Often someone other than the purchasing department specifies the parts first. So if the purchasing department has a standard process which is well rehearsed, maybe semi-automated, and is possibly documented in its ISO9000 operating procedures, how does buying over the net save any money? Bear in mind that the purchasing department still has to produce an order document that can be stored within its standard system, so most of the info is almost certainly going to have to be keyed in twice.

Now, of course, there are different types of customer. A maintenance engineer might find a broken cylinder, dash back to his/her office, find a replacement on the web, and place an order there and then. But a machine designer will almost certainly take a different approach. In a typical product, the designer will first specify any standard components, and then design any custom components around them. With that done, the long lead time custom components will be ordered. At some later date, the standard parts will be ordered, such that their delivery coincides with that of the custom parts.

So for standard parts, the specifying and buying events are weeks apart.

Now, bearing in mind all of that, who exactly is the target user of a website where you choose a pneumatic cylinder and then hit “add to shopping basket”?

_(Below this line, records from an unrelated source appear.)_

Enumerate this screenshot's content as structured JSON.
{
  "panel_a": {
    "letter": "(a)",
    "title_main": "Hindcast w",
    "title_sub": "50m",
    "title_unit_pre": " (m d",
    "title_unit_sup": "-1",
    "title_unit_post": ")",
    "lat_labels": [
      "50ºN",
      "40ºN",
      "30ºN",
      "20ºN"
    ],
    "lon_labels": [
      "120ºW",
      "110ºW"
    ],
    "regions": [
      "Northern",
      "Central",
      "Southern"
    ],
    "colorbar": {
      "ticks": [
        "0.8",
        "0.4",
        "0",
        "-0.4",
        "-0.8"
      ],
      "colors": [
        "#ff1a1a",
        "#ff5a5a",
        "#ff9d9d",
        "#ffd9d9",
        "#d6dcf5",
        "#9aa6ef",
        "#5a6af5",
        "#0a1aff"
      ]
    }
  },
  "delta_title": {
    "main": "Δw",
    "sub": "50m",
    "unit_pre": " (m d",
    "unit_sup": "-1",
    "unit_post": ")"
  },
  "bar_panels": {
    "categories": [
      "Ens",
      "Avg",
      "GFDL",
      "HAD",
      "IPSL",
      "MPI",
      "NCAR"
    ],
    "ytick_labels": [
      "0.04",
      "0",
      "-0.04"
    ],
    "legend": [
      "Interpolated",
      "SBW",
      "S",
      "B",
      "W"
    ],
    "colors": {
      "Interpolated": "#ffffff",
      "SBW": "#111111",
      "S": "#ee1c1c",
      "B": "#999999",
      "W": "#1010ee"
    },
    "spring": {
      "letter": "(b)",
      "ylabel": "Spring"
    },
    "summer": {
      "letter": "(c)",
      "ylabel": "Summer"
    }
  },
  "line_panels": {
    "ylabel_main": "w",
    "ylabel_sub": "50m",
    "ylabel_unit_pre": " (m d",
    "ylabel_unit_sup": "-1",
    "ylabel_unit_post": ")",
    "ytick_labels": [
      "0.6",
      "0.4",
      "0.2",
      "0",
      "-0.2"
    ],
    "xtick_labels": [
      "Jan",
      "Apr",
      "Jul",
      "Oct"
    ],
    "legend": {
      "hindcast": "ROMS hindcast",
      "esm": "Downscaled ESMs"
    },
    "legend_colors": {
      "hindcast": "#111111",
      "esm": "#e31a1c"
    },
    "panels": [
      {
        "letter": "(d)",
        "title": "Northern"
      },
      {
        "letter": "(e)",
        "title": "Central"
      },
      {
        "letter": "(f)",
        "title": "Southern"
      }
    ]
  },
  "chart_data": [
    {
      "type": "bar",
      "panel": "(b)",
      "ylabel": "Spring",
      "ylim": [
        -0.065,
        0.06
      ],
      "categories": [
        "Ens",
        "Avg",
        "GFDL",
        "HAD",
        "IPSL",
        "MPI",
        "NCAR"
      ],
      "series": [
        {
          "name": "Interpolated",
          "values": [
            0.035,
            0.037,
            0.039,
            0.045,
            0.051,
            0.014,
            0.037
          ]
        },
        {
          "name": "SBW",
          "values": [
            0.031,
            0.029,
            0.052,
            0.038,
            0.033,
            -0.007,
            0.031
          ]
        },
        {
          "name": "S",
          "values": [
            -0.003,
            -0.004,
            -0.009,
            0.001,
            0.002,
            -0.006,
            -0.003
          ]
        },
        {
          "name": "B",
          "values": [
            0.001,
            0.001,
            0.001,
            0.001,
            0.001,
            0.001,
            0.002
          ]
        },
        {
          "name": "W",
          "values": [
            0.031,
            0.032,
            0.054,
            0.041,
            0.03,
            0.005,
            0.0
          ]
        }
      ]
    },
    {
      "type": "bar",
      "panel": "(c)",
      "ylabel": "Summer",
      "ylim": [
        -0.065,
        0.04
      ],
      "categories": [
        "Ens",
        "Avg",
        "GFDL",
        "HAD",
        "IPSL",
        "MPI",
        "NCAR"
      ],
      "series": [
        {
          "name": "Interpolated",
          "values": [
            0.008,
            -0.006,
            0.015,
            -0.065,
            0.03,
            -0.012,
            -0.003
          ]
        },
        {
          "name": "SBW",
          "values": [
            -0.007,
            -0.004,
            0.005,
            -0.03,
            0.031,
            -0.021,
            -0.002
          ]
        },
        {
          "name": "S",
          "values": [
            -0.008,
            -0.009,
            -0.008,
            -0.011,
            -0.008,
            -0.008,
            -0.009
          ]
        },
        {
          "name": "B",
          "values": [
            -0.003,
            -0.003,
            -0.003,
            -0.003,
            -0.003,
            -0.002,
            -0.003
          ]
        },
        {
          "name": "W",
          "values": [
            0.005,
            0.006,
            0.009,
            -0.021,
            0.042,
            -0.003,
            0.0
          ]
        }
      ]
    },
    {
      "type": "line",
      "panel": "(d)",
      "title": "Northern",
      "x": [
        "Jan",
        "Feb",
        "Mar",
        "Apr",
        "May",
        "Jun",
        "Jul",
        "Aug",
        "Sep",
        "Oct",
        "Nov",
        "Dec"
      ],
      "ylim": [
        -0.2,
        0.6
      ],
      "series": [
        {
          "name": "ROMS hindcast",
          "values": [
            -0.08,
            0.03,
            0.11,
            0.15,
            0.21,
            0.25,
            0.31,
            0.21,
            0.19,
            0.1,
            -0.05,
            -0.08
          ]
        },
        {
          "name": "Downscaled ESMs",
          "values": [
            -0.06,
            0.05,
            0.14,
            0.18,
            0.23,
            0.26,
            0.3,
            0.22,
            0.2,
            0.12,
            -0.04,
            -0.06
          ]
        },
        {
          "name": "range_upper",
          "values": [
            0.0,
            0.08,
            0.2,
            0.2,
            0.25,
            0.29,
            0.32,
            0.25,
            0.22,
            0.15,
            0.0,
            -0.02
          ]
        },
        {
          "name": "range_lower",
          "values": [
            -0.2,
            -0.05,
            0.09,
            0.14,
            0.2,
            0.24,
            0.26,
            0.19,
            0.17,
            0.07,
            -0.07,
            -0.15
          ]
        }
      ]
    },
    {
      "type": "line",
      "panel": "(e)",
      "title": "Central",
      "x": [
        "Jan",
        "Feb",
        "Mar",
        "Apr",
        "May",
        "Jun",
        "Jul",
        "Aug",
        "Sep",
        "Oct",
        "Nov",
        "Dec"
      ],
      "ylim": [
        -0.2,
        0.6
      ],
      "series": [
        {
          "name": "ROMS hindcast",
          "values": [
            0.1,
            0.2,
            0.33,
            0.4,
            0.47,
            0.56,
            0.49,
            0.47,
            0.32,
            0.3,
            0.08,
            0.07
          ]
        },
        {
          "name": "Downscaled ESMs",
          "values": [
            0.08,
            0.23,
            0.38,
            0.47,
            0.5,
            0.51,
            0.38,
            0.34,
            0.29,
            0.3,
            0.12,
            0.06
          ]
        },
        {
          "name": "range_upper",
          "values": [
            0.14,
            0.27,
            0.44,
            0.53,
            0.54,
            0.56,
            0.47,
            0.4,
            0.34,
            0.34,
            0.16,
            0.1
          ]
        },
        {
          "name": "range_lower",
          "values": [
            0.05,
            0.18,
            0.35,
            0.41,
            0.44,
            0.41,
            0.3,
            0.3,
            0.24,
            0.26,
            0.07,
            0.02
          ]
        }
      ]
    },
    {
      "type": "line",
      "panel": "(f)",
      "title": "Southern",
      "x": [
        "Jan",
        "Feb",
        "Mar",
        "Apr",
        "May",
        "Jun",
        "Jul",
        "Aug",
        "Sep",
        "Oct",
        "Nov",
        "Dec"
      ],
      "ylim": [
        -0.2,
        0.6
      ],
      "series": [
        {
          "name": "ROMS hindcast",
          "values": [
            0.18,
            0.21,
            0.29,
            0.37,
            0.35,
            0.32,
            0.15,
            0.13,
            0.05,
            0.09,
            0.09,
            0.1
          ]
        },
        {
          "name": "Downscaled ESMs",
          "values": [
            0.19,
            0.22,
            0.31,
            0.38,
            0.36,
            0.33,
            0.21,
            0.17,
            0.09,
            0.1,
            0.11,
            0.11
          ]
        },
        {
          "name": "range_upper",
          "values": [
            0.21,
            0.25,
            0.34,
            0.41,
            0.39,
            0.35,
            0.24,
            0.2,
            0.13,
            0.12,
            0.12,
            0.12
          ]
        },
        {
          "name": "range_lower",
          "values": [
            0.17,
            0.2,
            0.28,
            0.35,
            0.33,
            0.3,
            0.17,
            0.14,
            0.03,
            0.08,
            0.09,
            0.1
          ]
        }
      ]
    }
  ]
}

So this is a heartfelt plea to all suppliers thinking of building a new e-commerce site to sell parts to engineering companies:

  • Take a minute to think about what your customers’ business processes are like, and try and supply something to help them with that.
  • Make logging in to the site easy – how many passwords do you think one person can remember?
  • Make CAD drawings and PDF manuals quick and easy to find and download
  • Build a page that does all the design calculations
  • Build a page that allows me to check stock
  • Make a facility so people with only email can make queries to an autoresponder
  • And please, don’t try and second guess how I purchase things, and don’t spend millions on a flash purchasing site that could have been better spent on better products or literature.